Cedric Bozeman never believed he would be Exhibit A in a test study of the Health Insurance Portability and Accountability Act.

But there he was Tuesday, being forced to lay to rest speculation that his bruised right shoulder was actually 1) a torn labrum, or 2) a ruse to sit out the rest of the season and transfer.

"Nah, none of that," he said, amused at the questions. "It's a real bad bruise that limits my range of motion.

"I'll be back [at UCLA]. This is where I want to stay."

The HIPAA, a federal law set to take effect in April, is designed to protect the privacy of employee medical records. But it includes language that could punish institutions for releasing information about an athlete's medical records.

So UCLA decided to implement a new policy five weeks early, refusing to report Bozeman's status or discuss any aspect of his treatment.

Bozeman, a sophomore guard, had surgery to repair a torn labrum during his junior year at Mater Dei High. He suffered the bruise against Oregon on Jan. 30 and aggravated it against USC on Feb. 5 and Arizona State on Feb. 15.
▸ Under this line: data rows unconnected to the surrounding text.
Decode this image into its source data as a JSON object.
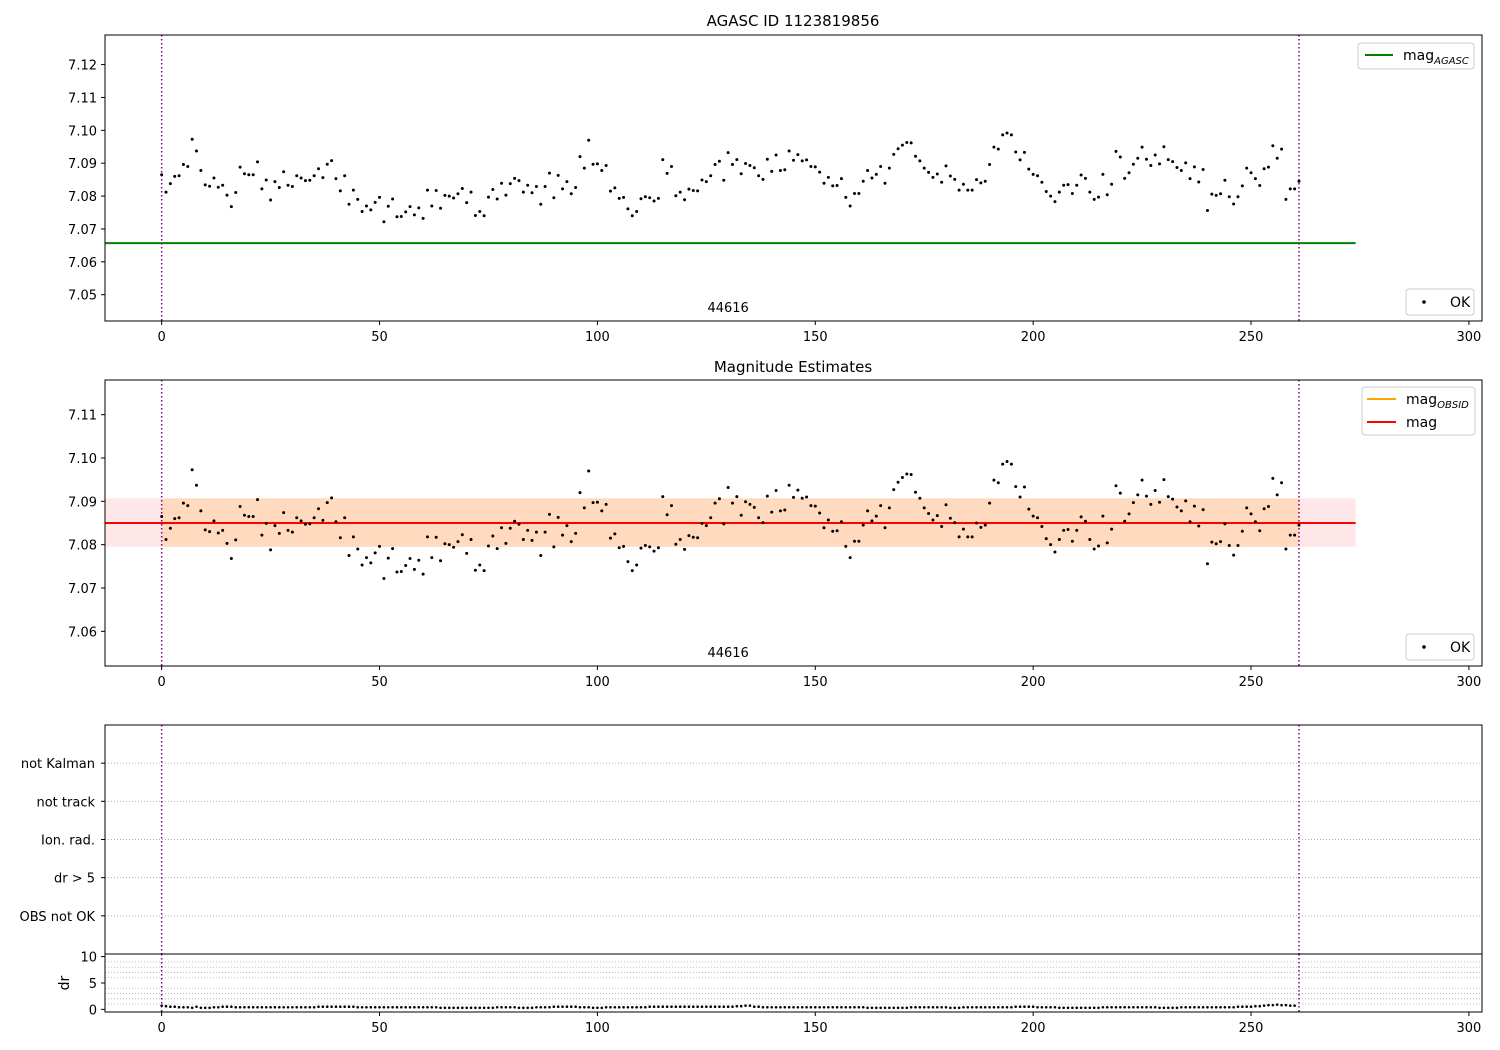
{
  "chart_data": [
    {
      "type": "scatter",
      "title": "AGASC ID 1123819856",
      "xlim": [
        -13,
        303
      ],
      "ylim": [
        7.042,
        7.129
      ],
      "x_ticks": [
        0,
        50,
        100,
        150,
        200,
        250,
        300
      ],
      "y_ticks": [
        7.05,
        7.06,
        7.07,
        7.08,
        7.09,
        7.1,
        7.11,
        7.12
      ],
      "y_tick_decimals": 2,
      "obsid_label": "44616",
      "obsid_label_x": 130,
      "vlines": [
        0,
        261
      ],
      "vline_color": "#800080",
      "hline": {
        "name": "mag_AGASC",
        "value": 7.0657,
        "x_range": [
          -13,
          274
        ],
        "color": "#008000"
      },
      "legends": [
        {
          "position": "upper right",
          "entries": [
            {
              "kind": "line",
              "color": "#008000",
              "label": "mag",
              "sub": "AGASC"
            }
          ]
        },
        {
          "position": "lower right",
          "entries": [
            {
              "kind": "marker",
              "color": "#000000",
              "label": "OK"
            }
          ]
        }
      ],
      "series": [
        {
          "name": "OK",
          "color": "#000000",
          "ref": "mag_points"
        }
      ]
    },
    {
      "type": "scatter",
      "title": "Magnitude Estimates",
      "xlim": [
        -13,
        303
      ],
      "ylim": [
        7.052,
        7.118
      ],
      "x_ticks": [
        0,
        50,
        100,
        150,
        200,
        250,
        300
      ],
      "y_ticks": [
        7.06,
        7.07,
        7.08,
        7.09,
        7.1,
        7.11
      ],
      "y_tick_decimals": 2,
      "obsid_label": "44616",
      "obsid_label_x": 130,
      "vlines": [
        0,
        261
      ],
      "vline_color": "#800080",
      "bands": [
        {
          "name": "mag_OBSID band",
          "x_range": [
            -13,
            274
          ],
          "y_range": [
            7.0795,
            7.0907
          ],
          "color": "#ffb6c1",
          "opacity": 0.35
        },
        {
          "name": "mag_OBSID inner band",
          "x_range": [
            0,
            261
          ],
          "y_range": [
            7.0795,
            7.0907
          ],
          "color": "#ffa500",
          "opacity": 0.18
        }
      ],
      "hline": {
        "name": "mag",
        "value": 7.085,
        "x_range": [
          -13,
          274
        ],
        "color": "#ff0000"
      },
      "legends": [
        {
          "position": "upper right",
          "entries": [
            {
              "kind": "line",
              "color": "#ffa500",
              "label": "mag",
              "sub": "OBSID"
            },
            {
              "kind": "line",
              "color": "#ff0000",
              "label": "mag"
            }
          ]
        },
        {
          "position": "lower right",
          "entries": [
            {
              "kind": "marker",
              "color": "#000000",
              "label": "OK"
            }
          ]
        }
      ],
      "series": [
        {
          "name": "OK",
          "color": "#000000",
          "ref": "mag_points"
        }
      ]
    },
    {
      "type": "scatter",
      "title": "",
      "xlim": [
        -13,
        303
      ],
      "categories": [
        "OBS not OK",
        "dr > 5",
        "Ion. rad.",
        "not track",
        "not Kalman"
      ],
      "vlines": [
        0,
        261
      ],
      "vline_color": "#800080",
      "flag_points": []
    },
    {
      "type": "scatter",
      "title": "",
      "xlim": [
        -13,
        303
      ],
      "ylim": [
        -0.5,
        10.5
      ],
      "ylabel": "dr",
      "x_ticks": [
        0,
        50,
        100,
        150,
        200,
        250,
        300
      ],
      "y_ticks": [
        0,
        5,
        10
      ],
      "vlines": [
        0,
        261
      ],
      "vline_color": "#800080",
      "dr_values": [
        0.7,
        0.6,
        0.5,
        0.5,
        0.4,
        0.4,
        0.4,
        0.3,
        0.5,
        0.3,
        0.3,
        0.3,
        0.4,
        0.4,
        0.5,
        0.5,
        0.5,
        0.4,
        0.4,
        0.4,
        0.4,
        0.4,
        0.4,
        0.4,
        0.4,
        0.4,
        0.4,
        0.4,
        0.4,
        0.4,
        0.4,
        0.4,
        0.4,
        0.4,
        0.4,
        0.4,
        0.5,
        0.5,
        0.5,
        0.5,
        0.5,
        0.5,
        0.5,
        0.5,
        0.5,
        0.4,
        0.4,
        0.4,
        0.4,
        0.4,
        0.4,
        0.4,
        0.4,
        0.4,
        0.4,
        0.4,
        0.4,
        0.4,
        0.4,
        0.4,
        0.4,
        0.4,
        0.4,
        0.4,
        0.3,
        0.3,
        0.3,
        0.3,
        0.3,
        0.3,
        0.3,
        0.3,
        0.3,
        0.3,
        0.3,
        0.3,
        0.3,
        0.4,
        0.4,
        0.4,
        0.4,
        0.4,
        0.3,
        0.3,
        0.3,
        0.3,
        0.4,
        0.4,
        0.4,
        0.4,
        0.5,
        0.5,
        0.5,
        0.5,
        0.5,
        0.5,
        0.4,
        0.4,
        0.4,
        0.3,
        0.3,
        0.3,
        0.4,
        0.4,
        0.4,
        0.4,
        0.4,
        0.4,
        0.4,
        0.4,
        0.4,
        0.4,
        0.5,
        0.5,
        0.5,
        0.5,
        0.5,
        0.5,
        0.5,
        0.5,
        0.5,
        0.5,
        0.5,
        0.5,
        0.5,
        0.5,
        0.5,
        0.5,
        0.5,
        0.5,
        0.5,
        0.5,
        0.6,
        0.6,
        0.7,
        0.7,
        0.5,
        0.5,
        0.4,
        0.4,
        0.4,
        0.4,
        0.4,
        0.4,
        0.4,
        0.4,
        0.4,
        0.4,
        0.4,
        0.4,
        0.4,
        0.4,
        0.4,
        0.4,
        0.4,
        0.4,
        0.4,
        0.4,
        0.4,
        0.4,
        0.4,
        0.4,
        0.3,
        0.3,
        0.3,
        0.3,
        0.3,
        0.3,
        0.3,
        0.3,
        0.3,
        0.3,
        0.4,
        0.4,
        0.4,
        0.4,
        0.4,
        0.4,
        0.4,
        0.4,
        0.4,
        0.3,
        0.3,
        0.3,
        0.4,
        0.4,
        0.4,
        0.4,
        0.4,
        0.4,
        0.4,
        0.4,
        0.4,
        0.4,
        0.4,
        0.4,
        0.5,
        0.5,
        0.5,
        0.5,
        0.5,
        0.4,
        0.4,
        0.4,
        0.4,
        0.4,
        0.3,
        0.3,
        0.3,
        0.3,
        0.3,
        0.3,
        0.3,
        0.3,
        0.3,
        0.3,
        0.4,
        0.4,
        0.4,
        0.4,
        0.4,
        0.4,
        0.4,
        0.4,
        0.4,
        0.4,
        0.4,
        0.4,
        0.4,
        0.3,
        0.3,
        0.3,
        0.3,
        0.3,
        0.4,
        0.4,
        0.4,
        0.4,
        0.4,
        0.4,
        0.4,
        0.4,
        0.4,
        0.4,
        0.4,
        0.4,
        0.4,
        0.5,
        0.5,
        0.5,
        0.5,
        0.6,
        0.6,
        0.7,
        0.8,
        0.8,
        0.9,
        0.8,
        0.8,
        0.7,
        0.7
      ]
    }
  ],
  "mag_points": [
    7.0865,
    7.0812,
    7.0838,
    7.086,
    7.0862,
    7.0896,
    7.089,
    7.0973,
    7.0937,
    7.0878,
    7.0834,
    7.083,
    7.0855,
    7.0827,
    7.0833,
    7.0803,
    7.0768,
    7.0811,
    7.0888,
    7.0868,
    7.0865,
    7.0865,
    7.0904,
    7.0822,
    7.0849,
    7.0788,
    7.0844,
    7.0826,
    7.0874,
    7.0833,
    7.0829,
    7.0862,
    7.0855,
    7.0847,
    7.0848,
    7.0862,
    7.0883,
    7.0856,
    7.0897,
    7.0908,
    7.0853,
    7.0816,
    7.0862,
    7.0775,
    7.0818,
    7.079,
    7.0753,
    7.077,
    7.0758,
    7.0781,
    7.0796,
    7.0722,
    7.0769,
    7.0791,
    7.0737,
    7.0738,
    7.0752,
    7.0768,
    7.0743,
    7.0764,
    7.0732,
    7.0818,
    7.077,
    7.0817,
    7.0763,
    7.0802,
    7.08,
    7.0794,
    7.0807,
    7.0823,
    7.078,
    7.0812,
    7.0741,
    7.0753,
    7.074,
    7.0797,
    7.082,
    7.0791,
    7.0839,
    7.0803,
    7.0838,
    7.0854,
    7.0847,
    7.0812,
    7.0833,
    7.081,
    7.0829,
    7.0775,
    7.0829,
    7.087,
    7.0795,
    7.0863,
    7.0822,
    7.0844,
    7.0807,
    7.0826,
    7.092,
    7.0885,
    7.097,
    7.0897,
    7.0898,
    7.0878,
    7.0893,
    7.0815,
    7.0825,
    7.0793,
    7.0796,
    7.0761,
    7.074,
    7.0753,
    7.0792,
    7.0798,
    7.0795,
    7.0785,
    7.0793,
    7.0911,
    7.0869,
    7.089,
    7.0801,
    7.0812,
    7.0789,
    7.0821,
    7.0817,
    7.0816,
    7.0849,
    7.0844,
    7.0862,
    7.0896,
    7.0906,
    7.0848,
    7.0932,
    7.0896,
    7.0911,
    7.0868,
    7.0899,
    7.0893,
    7.0886,
    7.0862,
    7.0851,
    7.0912,
    7.0875,
    7.0925,
    7.0878,
    7.088,
    7.0937,
    7.0909,
    7.0926,
    7.0907,
    7.091,
    7.089,
    7.0889,
    7.0873,
    7.0839,
    7.0857,
    7.0831,
    7.0832,
    7.0853,
    7.0796,
    7.077,
    7.0808,
    7.0808,
    7.0845,
    7.0878,
    7.0855,
    7.0866,
    7.089,
    7.0839,
    7.0885,
    7.0927,
    7.0944,
    7.0955,
    7.0963,
    7.0962,
    7.0921,
    7.0907,
    7.0885,
    7.0872,
    7.0857,
    7.0867,
    7.0842,
    7.0892,
    7.0861,
    7.0851,
    7.0818,
    7.0836,
    7.0818,
    7.0818,
    7.085,
    7.084,
    7.0845,
    7.0896,
    7.0949,
    7.0943,
    7.0986,
    7.0992,
    7.0986,
    7.0934,
    7.091,
    7.0933,
    7.0882,
    7.0866,
    7.0862,
    7.0842,
    7.0814,
    7.08,
    7.0783,
    7.0812,
    7.0833,
    7.0835,
    7.0808,
    7.0833,
    7.0864,
    7.0854,
    7.0812,
    7.079,
    7.0797,
    7.0866,
    7.0804,
    7.0836,
    7.0936,
    7.0919,
    7.0854,
    7.0871,
    7.0897,
    7.0915,
    7.0949,
    7.0912,
    7.0893,
    7.0925,
    7.0898,
    7.095,
    7.0911,
    7.0905,
    7.0887,
    7.0878,
    7.0901,
    7.0853,
    7.0889,
    7.0843,
    7.0881,
    7.0756,
    7.0806,
    7.0802,
    7.0807,
    7.0848,
    7.0798,
    7.0776,
    7.0798,
    7.0831,
    7.0885,
    7.0871,
    7.0853,
    7.0832,
    7.0883,
    7.0888,
    7.0953,
    7.0915,
    7.0943,
    7.079,
    7.0822,
    7.0822,
    7.0845
  ]
}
He might not play again this season, partly because the Bruins don't appear to be going anywhere and partly because senior Ray Young has ably filled Bozeman's role at point guard.

Bozeman is accompanying the team today on the trip to Oregon State and Oregon. He said that if he doesn't play, the primary reason will be because he has not practiced in more than a week.

*

UCLA is considering substantially increasing the number of court-level seats allotted to students next season to give Pauley Pavilion a greater home-court feel.

Students currently occupy about 2,400 seats in two of eight court-level sections and several higher concourse sections. For many years, priority for most court-level seats have gone to longtime season ticket holders, parents and friends of players, Bruin athletes and alumni.

"They definitely should incorporate students a lot more," guard Ray Young said. "They are the spirit of the campus."